Labour-Chef Keir Starmer forderte laut der britischen Dailymail nun umgehende Neuwahlen: „Die Konservative Partei hat gezeigt, daß sie kein Mandat mehr zum Regieren hat“, kritisierte er. Nach zwölf Jahren des Versagens der Tories habe das britische Volk „etwas Besseres verdient als diese Drehtür des Chaos. Wir müssen die Chance auf einen Neuanfang haben. Wir brauchen Parlamentswahlen – jetzt.“
Am Mittwoch hatte bereits Innenministerin Suella Braverman (Konservative Partei) ihren Rücktritt eingereicht. Braverman nutzte ihr Rücktrittsschreiben für eine Abrechnung mit der Premierministerin. Wichtige Wahlversprechen von 2019 seien gebrochen worden, etwa „die Gesamtzahl der Einwanderer zu begrenzen und illegale Migration zu stoppen“ schrieb Braverman. Auf Bestreben von Truss gingen die Einwanderungszahlen zuletzt sogar hoch, weil sie eigenen Angaben zufolge damit das Wirtschaftswachstum ankurbeln wollte – was in ihrer Partei jedoch für heftigen Streit sorgte.
My letter to the Prime Minister. pic.twitter.com/TaWO1PMOF2
— Suella Braverman MP (@SuellaBraverman) October 19, 2022
Wirtschaftpläne von Truss sorgen für Ärger
Zugespitzt hatte sich die Krise auch durch Truss’ umstrittene Steuerpläne.
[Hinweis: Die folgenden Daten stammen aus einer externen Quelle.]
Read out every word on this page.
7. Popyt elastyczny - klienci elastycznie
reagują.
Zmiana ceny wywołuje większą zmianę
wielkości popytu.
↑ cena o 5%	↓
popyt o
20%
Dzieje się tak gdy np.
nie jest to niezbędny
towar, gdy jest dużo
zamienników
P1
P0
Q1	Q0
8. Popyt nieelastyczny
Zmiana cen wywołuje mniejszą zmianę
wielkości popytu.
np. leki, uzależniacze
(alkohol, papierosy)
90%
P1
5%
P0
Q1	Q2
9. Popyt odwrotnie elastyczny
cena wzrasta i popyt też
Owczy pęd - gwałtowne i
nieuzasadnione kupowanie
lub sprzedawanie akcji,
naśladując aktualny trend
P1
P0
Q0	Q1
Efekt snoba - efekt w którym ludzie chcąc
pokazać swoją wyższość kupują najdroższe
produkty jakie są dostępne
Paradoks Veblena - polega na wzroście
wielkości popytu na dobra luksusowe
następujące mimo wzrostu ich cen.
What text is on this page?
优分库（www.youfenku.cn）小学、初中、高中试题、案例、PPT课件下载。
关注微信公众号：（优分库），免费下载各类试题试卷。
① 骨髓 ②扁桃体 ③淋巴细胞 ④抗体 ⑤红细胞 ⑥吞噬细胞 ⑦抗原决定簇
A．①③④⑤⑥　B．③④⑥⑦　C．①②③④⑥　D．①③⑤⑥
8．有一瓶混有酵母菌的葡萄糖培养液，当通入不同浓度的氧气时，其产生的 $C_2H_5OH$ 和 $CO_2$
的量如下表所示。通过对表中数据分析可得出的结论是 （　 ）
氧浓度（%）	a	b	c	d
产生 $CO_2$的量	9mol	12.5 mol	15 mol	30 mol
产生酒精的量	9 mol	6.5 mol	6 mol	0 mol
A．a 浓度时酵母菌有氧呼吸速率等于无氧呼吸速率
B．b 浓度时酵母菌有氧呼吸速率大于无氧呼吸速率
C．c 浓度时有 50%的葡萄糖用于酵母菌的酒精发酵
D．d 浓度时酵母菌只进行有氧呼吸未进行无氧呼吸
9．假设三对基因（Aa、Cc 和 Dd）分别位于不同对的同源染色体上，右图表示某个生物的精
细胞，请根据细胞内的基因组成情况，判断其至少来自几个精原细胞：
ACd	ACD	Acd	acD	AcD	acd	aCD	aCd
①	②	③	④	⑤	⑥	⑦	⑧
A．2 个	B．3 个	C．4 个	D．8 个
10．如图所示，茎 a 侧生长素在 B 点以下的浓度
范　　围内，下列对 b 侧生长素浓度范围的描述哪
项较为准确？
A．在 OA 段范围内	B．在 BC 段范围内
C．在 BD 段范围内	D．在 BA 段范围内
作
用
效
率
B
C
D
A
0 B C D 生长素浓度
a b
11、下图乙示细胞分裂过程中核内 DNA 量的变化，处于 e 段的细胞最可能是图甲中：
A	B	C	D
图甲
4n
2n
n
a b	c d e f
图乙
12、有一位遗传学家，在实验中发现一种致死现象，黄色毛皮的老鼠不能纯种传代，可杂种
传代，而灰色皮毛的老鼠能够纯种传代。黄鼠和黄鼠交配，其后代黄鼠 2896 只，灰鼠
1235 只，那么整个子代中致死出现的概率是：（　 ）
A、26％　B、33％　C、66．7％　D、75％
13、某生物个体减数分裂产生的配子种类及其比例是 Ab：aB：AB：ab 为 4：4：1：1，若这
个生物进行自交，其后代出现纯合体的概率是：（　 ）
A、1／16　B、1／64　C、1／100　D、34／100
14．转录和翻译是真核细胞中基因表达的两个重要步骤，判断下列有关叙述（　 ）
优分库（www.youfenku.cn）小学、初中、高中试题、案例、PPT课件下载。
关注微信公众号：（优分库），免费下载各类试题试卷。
Sie sei mit der „Vision“ angetreten, durch niedrige Steuern hohes Wachstum zu ermöglichen, gab Truss am Donnerstag zu Protokoll. Das habe sie jedoch nicht umsetzen können. Laut dem Guardian hätten zahlreiche Ökonomen frühzeitig bezweifelt, „daß 45 Milliarden Pfund an ungedeckten Steuersenkungen für die Reichen jemals das Wirtschaftswachstum ankurbeln und sich so auszahlen könnten, wie es die Regierung behauptete“.
Der neue britische Finanzminister Jeremy Hunt (Konservative Partei) hatte am Montag mitgeteilt, „fast alle“ steuerpolitischen Vorhaben rückgängig zu machen, um die Märkte zu beruhigen. Zwischenzeitlich war der Pfund Sterling gegenüber dem Dollar rapide abgestürzt und die Preise für Staatsanleihen eingebrochen. Truss hatte erst Anfang September die Nachfolge Boris Johnsons angetreten, der selbst nach mehreren Skandalen zurückgetreten war.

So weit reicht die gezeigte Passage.